Весь сентябрь продолжались волнения. Они не были так многочисленны, как первые, зато жандармы теперь находились постоянно возле университета. Сюда, как на работу, каждый день ходил Травин, стараясь хоть что-то узнать о сыне. Говорили разное: одни — будто он задержан и находится в Петропавловской крепости, другие — лежит в лазарете, а третьи просто пожимали плечами.
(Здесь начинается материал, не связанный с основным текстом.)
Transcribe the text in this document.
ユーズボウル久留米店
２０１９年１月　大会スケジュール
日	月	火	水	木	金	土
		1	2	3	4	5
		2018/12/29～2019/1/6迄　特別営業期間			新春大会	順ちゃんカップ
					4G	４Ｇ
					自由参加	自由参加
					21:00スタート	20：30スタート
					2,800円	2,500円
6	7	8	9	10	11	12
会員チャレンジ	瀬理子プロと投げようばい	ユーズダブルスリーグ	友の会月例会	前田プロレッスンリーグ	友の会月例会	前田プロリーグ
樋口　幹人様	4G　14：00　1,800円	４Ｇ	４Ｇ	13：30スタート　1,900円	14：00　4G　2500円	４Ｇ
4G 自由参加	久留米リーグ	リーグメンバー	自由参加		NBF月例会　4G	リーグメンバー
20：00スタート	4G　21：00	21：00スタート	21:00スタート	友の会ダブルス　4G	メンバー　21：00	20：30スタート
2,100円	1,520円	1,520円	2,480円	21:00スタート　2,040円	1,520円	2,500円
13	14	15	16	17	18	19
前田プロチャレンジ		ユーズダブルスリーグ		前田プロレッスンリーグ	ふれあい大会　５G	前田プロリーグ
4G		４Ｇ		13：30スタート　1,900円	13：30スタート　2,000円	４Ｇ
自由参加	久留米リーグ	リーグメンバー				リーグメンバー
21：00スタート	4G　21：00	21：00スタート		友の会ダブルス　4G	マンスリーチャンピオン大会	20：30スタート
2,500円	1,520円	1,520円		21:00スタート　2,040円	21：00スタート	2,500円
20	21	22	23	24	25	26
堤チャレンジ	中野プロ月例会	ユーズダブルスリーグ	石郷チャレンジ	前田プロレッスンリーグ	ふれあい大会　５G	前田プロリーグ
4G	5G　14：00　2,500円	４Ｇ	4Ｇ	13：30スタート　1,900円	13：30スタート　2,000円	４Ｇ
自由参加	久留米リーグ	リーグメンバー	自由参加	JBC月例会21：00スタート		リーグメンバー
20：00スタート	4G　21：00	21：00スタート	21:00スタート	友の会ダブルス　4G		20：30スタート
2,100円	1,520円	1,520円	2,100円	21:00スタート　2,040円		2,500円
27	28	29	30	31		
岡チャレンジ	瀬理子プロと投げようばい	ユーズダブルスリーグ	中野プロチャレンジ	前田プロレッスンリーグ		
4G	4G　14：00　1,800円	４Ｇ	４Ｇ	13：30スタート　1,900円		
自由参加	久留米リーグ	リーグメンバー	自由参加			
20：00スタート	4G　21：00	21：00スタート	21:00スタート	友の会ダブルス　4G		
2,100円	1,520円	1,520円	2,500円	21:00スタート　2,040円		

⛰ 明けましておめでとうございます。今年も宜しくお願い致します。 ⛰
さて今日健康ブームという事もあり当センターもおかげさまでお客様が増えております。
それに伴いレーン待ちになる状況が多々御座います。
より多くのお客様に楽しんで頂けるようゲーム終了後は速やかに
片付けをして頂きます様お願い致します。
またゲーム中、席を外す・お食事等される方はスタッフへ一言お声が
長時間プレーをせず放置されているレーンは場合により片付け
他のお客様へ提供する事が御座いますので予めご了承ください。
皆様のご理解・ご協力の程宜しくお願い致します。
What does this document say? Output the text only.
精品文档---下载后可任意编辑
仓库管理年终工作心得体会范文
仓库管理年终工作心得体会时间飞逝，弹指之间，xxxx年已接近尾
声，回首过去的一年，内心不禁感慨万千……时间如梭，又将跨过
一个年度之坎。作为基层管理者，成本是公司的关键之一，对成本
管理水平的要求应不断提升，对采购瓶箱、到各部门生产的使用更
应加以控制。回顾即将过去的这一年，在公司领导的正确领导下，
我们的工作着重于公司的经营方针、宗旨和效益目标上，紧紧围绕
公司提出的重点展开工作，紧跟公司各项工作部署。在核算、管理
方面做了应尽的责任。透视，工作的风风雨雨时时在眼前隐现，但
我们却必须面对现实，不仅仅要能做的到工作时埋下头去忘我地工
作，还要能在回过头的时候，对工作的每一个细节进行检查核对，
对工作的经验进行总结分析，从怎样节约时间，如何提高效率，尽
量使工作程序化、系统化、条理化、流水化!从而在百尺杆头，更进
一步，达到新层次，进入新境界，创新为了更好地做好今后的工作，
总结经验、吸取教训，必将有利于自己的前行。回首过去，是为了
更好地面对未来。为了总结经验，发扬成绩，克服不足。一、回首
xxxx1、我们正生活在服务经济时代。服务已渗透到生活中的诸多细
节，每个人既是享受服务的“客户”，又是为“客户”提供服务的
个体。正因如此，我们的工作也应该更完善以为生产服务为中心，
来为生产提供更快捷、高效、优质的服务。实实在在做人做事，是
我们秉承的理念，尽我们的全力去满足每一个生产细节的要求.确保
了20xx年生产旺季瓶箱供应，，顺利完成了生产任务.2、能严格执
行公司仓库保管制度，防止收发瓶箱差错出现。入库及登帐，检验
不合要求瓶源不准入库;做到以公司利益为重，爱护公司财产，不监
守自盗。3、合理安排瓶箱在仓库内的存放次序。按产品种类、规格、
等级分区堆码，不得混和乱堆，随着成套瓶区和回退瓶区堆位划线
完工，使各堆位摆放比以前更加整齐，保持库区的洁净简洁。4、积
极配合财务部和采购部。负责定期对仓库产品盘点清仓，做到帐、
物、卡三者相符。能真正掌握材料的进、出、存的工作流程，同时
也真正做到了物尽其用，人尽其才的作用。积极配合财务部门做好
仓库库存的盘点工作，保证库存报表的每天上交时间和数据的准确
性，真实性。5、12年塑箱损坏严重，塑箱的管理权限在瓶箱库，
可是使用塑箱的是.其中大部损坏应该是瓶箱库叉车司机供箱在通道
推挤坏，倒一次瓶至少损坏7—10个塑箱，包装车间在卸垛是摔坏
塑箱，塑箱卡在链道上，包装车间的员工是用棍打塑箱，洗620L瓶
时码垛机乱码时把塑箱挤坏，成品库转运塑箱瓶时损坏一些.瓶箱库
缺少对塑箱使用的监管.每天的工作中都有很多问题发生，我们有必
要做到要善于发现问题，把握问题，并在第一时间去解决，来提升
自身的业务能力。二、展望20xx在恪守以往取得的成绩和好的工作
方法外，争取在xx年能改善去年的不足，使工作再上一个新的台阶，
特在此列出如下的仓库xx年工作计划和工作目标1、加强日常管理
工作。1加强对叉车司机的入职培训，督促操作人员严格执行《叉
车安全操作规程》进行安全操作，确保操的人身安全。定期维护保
Иван вернулся домой через две недели рано утром, когда в квартире все еще спали. Алексею Ивановичу со сна показалось, что к ним пришел посторонний человек. Он пощипал себя за руку, протер глаза и, убедившись, наконец, что перед ним стоит родной сын, позвал его:

— Что, как чужой у двери выставился? Проходи. Садись.

Иван и на самом деле изменился. На нем не было визитки, в которой он ушел 27 сентября из дома. Вместо пиджака на плечи поверх рубашки была наброшена суконная куртка. Не оказалось на сыне и брюк. Их он, по всей видимости, поменял на шаровары, снятые с гигантского роста мужчины. Исчезли и туфли. Иван был одет в сапоги, явно не его размера.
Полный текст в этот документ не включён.